Indian startups have raised a total of $24.7 billion so far this year, a 34% fall from the $37.2 billion they raised in the corresponding period in 2021, a report by market intelligence platform Tracxn revealed.

Tracxn Geo Annual Report: India Tech 2022 attributed this drop to a decline in late-stage investments, which fell 45% to $16.1 billion in the Jan–Nov period from last year. Seed-stage rounds also dropped 38% in the same period. 

Neha Singh, Co-founder of Tracxn, said, “Rising interest rates and fears of a global recession have led to investors becoming more risk-averse, continually slowing down the funding momentum in the Indian startup ecosystem. The funding winter, which began in Q4 of 2021, will persist in 2023 as well.”

The number of larger ticket (over $100 million) funding rounds has also dropped to 55 from 85 last year. BYJU’S raised $1.2 billion in two $100 million plus rounds, followed by VerSe Innovation and Swiggy, which have raised $805 million and $700 million, respectively, in 2022 to date.

“In order to survive the drought, startups are taking unit economics more seriously, which has been illustrated through the series of mass layoffs that have occurred this year,” she added.

The report added that in 2022, enterprise applications, fintech, and retail emerged as the top-performing sectors in funding. But fintech and retail have seen a drop in funding of 57% and 41%, respectively, from last year, showing that even they are not immune to the effects of the funding slowdown.

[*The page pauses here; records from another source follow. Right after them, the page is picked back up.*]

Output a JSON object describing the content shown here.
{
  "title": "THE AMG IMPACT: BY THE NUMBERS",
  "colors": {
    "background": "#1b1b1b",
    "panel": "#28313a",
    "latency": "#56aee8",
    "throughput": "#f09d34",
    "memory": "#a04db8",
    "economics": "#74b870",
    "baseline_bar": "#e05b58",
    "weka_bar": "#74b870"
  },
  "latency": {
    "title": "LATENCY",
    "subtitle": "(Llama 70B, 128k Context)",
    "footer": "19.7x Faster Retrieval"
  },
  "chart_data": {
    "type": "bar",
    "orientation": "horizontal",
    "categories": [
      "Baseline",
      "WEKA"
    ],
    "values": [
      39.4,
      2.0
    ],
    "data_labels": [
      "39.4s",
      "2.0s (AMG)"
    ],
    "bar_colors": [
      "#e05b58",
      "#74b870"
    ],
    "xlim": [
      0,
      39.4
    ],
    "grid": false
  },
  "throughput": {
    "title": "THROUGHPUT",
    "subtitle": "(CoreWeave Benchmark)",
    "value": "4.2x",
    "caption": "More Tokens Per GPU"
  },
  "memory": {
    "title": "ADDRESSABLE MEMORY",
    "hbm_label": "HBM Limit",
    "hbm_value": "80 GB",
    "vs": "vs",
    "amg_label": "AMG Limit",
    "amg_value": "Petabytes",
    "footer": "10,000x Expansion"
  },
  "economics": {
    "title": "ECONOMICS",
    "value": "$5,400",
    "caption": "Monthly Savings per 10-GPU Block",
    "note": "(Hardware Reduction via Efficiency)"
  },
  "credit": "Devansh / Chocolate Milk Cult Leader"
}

The fintech sector has been hit hard by an RBI policy that prohibits non-bank financial institutions (NBFIs) from loading their prepaid instruments using credit lines, hurting the business models of companies like Slice and Uni Cards. Furthermore, with major volatility in asset prices this year, crypto exchanges across the globe, as well as in India, are facing operational difficulties.

Neha said, “Although we are currently experiencing a slump, the situation is prompting startups to establish clearer and more sustainable paths to growth, as investors’ evaluation metrics begin to emphasise profitability over growth at all costs.” 

Edtech has also seen a drop in 2022, with funding falling by 39%. Although the sector is experiencing a slowdown, 70% of funding in 2022 is from five over-$100 million rounds raised by BYJU’S, LEAD School, upGrad, and PhysicsWallah.

The report also highlighted the 22 startups entering the unicorn club ($1 billion+ valuation)—as compared to 46 in the previous year—11 exits occurring through IPOs, the city of Bengaluru leading the maximum total funding raised, and the most active investors of the year being LetsVenture, AngelList, and Y Combinator.